4/11/2008

The Torture Cabal, Continued

The Associated Press has now confirmed ABC News' Wednesday night story on the existence of a secret "torture cabal" in the White House, headed by Vice President Cheney, that approved and even choreographed the torture of prisoners in Guantanamo Bay and other locations.

Not only did the AP confirm the story, they even dredged up a few more revolting details. "Bush administration officials from Vice President Dick Cheney on down signed off on using harsh interrogation techniques against suspected terrorists after asking the Justice Department to endorse their legality," says the AP story.

Note the latter part of that sentence - it clearly says that the cabal first decided to torture the prisoners and only then asked the Justice Department, by then filled with "loyal Bushies," to sign off on it. They didn't ask whether it was legal, they simply decreed that it was and then directed Justice to rubber-stamp their already-made decision.

Torture is, of course, highly illegal under American law, no matter what Cheney et al may claim. A case can therefore be made to press conspiracy charges against everyone who took part in the meetings, including Cheney.

The story also says that the cabal "took care to insulate" President Bush, who likes to call himself the Decider, from having anything to do with the actual decisions to torture prisoners.

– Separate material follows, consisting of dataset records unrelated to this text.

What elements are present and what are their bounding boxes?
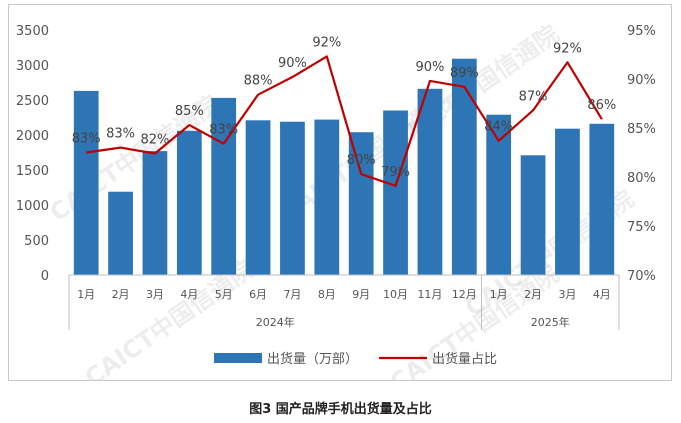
line-data-label: 92%	[553, 41, 582, 56]
right-tick-label: 90%	[627, 73, 656, 88]
line-data-label: 92%	[312, 35, 341, 50]
x-tick-label: 11月	[417, 288, 442, 301]
line-data-label: 79%	[381, 165, 410, 180]
left-tick-label: 1500	[16, 164, 49, 179]
line-data-label: 80%	[347, 153, 376, 168]
right-tick-label: 75%	[627, 220, 656, 235]
bar	[176, 130, 202, 275]
bar-series	[73, 58, 615, 276]
share-line	[86, 55, 603, 187]
figure-caption: 图3 国产品牌手机出货量及占比	[249, 402, 432, 417]
year-group-label: 2025年	[531, 315, 570, 329]
x-tick-label: 10月	[383, 288, 408, 301]
line-data-label: 84%	[484, 120, 513, 135]
line-data-label: 82%	[140, 132, 169, 147]
legend-line-label: 出货量占比	[432, 351, 497, 367]
bar	[417, 88, 443, 275]
x-tick-label: 5月	[215, 288, 233, 301]
x-tick-label: 6月	[249, 288, 267, 301]
left-tick-label: 3000	[16, 59, 49, 74]
bar	[383, 110, 408, 275]
x-tick-label: 4月	[593, 288, 611, 301]
left-tick-label: 2000	[16, 129, 49, 144]
x-tick-label: 8月	[318, 288, 336, 301]
bar	[555, 128, 580, 275]
x-tick-label: 1月	[77, 288, 95, 301]
left-tick-label: 0	[41, 269, 49, 284]
left-tick-label: 500	[24, 234, 49, 249]
x-axis: 1月 2月 3月 4月 5月 6月 7月 8月 9月 10月 11月 12月 1月 2月 3月 4月 2024年…	[68, 274, 620, 330]
x-tick-label: 3月	[558, 288, 576, 301]
legend-bar-swatch	[214, 353, 262, 363]
x-tick-label: 1月	[490, 288, 508, 301]
x-tick-label: 12月	[452, 288, 477, 301]
left-tick-label: 2500	[16, 94, 49, 109]
bar	[520, 155, 546, 275]
bar	[348, 132, 374, 275]
bar	[245, 120, 271, 275]
line-data-label: 87%	[519, 89, 548, 104]
chart-frame: CAICT中国信通院 CAICT中国信通院 CAICT中国信通院 CAICT中国信通院…	[8, 4, 672, 381]
left-axis: 0 500 1000 1500 2000 2500 3000 3500	[16, 24, 49, 284]
x-tick-label: 4月	[180, 288, 198, 301]
left-tick-label: 1000	[16, 199, 49, 214]
right-axis: 70% 75% 80% 85% 90% 95%	[627, 24, 656, 284]
x-tick-label: 9月	[352, 288, 370, 301]
line-data-label: 88%	[244, 74, 273, 89]
line-data-label: 90%	[278, 56, 307, 71]
bar	[280, 121, 305, 275]
right-tick-label: 70%	[627, 269, 656, 284]
bar	[451, 58, 477, 276]
bar	[211, 97, 237, 276]
x-tick-label: 2月	[112, 288, 130, 301]
line-data-label: 86%	[587, 98, 616, 113]
right-tick-label: 95%	[627, 24, 656, 39]
bar	[73, 90, 99, 276]
bar	[314, 119, 340, 275]
line-data-label: 90%	[415, 60, 444, 75]
line-series: 83% 83% 82% 85% 83% 88% 90% 92% 80% 79% 90% 89% 84% 8…	[72, 35, 616, 187]
x-tick-label: 3月	[146, 288, 164, 301]
line-data-label: 83%	[72, 132, 101, 147]
left-tick-label: 3500	[16, 24, 49, 39]
bar	[142, 151, 168, 275]
bar	[589, 123, 615, 275]
year-group-label: 2024年	[256, 315, 295, 329]
line-data-label: 89%	[450, 66, 479, 81]
line-data-label: 85%	[175, 104, 204, 119]
x-tick-label: 7月	[283, 288, 301, 301]
x-tick-label: 2月	[524, 288, 542, 301]
line-data-label: 83%	[106, 127, 135, 142]
legend-bar-label: 出货量（万部）	[267, 351, 358, 367]
bar	[108, 191, 133, 275]
right-tick-label: 85%	[627, 122, 656, 137]
right-tick-label: 80%	[627, 171, 656, 186]
legend: 出货量（万部） 出货量占比	[214, 351, 497, 367]
line-data-label: 83%	[209, 123, 238, 138]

This sounds a lot like the Iran-Contra scandal of the mid-1980s, when President Ronald Reagan allowed his staffers to run wild and secretly create their own illegal foreign policy apparatus.

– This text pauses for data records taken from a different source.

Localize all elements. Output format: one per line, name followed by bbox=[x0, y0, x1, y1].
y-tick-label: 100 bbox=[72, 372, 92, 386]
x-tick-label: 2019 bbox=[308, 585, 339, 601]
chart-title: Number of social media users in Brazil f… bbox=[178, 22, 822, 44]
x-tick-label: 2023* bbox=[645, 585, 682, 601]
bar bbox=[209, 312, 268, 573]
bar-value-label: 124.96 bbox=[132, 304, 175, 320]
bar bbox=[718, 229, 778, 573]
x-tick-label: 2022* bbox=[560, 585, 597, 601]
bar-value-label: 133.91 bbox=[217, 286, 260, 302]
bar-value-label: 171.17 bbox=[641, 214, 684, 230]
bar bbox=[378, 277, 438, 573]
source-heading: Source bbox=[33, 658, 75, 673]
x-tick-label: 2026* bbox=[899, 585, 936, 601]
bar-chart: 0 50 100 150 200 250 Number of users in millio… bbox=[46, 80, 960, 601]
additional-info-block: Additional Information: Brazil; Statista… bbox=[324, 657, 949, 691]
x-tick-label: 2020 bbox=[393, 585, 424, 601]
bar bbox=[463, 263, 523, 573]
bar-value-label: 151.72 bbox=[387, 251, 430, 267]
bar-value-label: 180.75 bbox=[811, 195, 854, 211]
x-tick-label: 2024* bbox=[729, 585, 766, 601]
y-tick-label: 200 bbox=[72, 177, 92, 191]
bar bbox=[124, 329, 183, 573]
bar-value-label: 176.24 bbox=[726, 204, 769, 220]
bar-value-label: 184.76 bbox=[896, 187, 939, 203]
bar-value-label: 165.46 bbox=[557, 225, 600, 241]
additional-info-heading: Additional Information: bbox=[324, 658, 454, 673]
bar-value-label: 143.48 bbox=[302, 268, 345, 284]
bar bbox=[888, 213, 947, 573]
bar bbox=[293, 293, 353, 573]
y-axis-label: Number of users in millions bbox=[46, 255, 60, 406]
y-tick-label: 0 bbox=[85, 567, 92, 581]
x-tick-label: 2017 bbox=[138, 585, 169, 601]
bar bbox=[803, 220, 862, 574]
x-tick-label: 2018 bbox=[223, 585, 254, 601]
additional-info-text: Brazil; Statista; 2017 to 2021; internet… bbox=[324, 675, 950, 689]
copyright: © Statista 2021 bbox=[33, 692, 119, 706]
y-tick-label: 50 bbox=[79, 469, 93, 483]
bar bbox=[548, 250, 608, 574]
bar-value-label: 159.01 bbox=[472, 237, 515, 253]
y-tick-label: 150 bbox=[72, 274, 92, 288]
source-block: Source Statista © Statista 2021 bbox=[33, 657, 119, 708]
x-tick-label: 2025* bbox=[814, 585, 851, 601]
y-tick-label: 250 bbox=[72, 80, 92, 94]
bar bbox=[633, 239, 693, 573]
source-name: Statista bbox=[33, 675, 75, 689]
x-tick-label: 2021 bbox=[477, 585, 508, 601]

Assuming the "insulation" part of the story is true and not just another falsehood to protect Bush, the question now is the same as twenty years ago. Namely, did the president knowingly allow his senior staff to violate the law and keep him in the dark, or was he so befuddled that he genuinely didn't know about it? The second possibility is not as fanciful as it sounds, as Bush all too frequently gives the impression of being merely a figurehead with no actual idea what's going on. Frankly, I don't know which is worse.

Of course, if that part of the story is a lie, that means the President of the United States - a man whose oath of office includes a vow to "preserve, protect and defend the Constitution" - was deeply involved in a deliberate criminal conspiracy to violate federal laws against torture. That's an impeachable offense, no matter how you spin it.

Either way, both stories make it very clear that torture was directed from the very top. The White House wanted firm control over the whole process, and they got it.

"No one at the agency wanted to operate under a notion of winks and nods and assumptions that everyone understood what was being talked about," said a CIA source quoted in the AP story. "People wanted to be assured that everything that was conducted was understood and approved by the folks in the chain of command."

Sadly, even with the smoking gun of torture left squarely in the White House, Congress is unlikely to impeach Bush and Cheney for these outrages as there are only nine months left to go in this presidency. Plus, the GOP's disastrous impeachment jihad against Bill Clinton a decade ago essentially gave the next president a "get out of jail free card," since it allows them to claim that any attempt to impeach Bush is merely payback.

But Congress still has oversight power. They just need the guts to use it, to drag this loathsome torture conspiracy into the light and make sure something like this never happens again.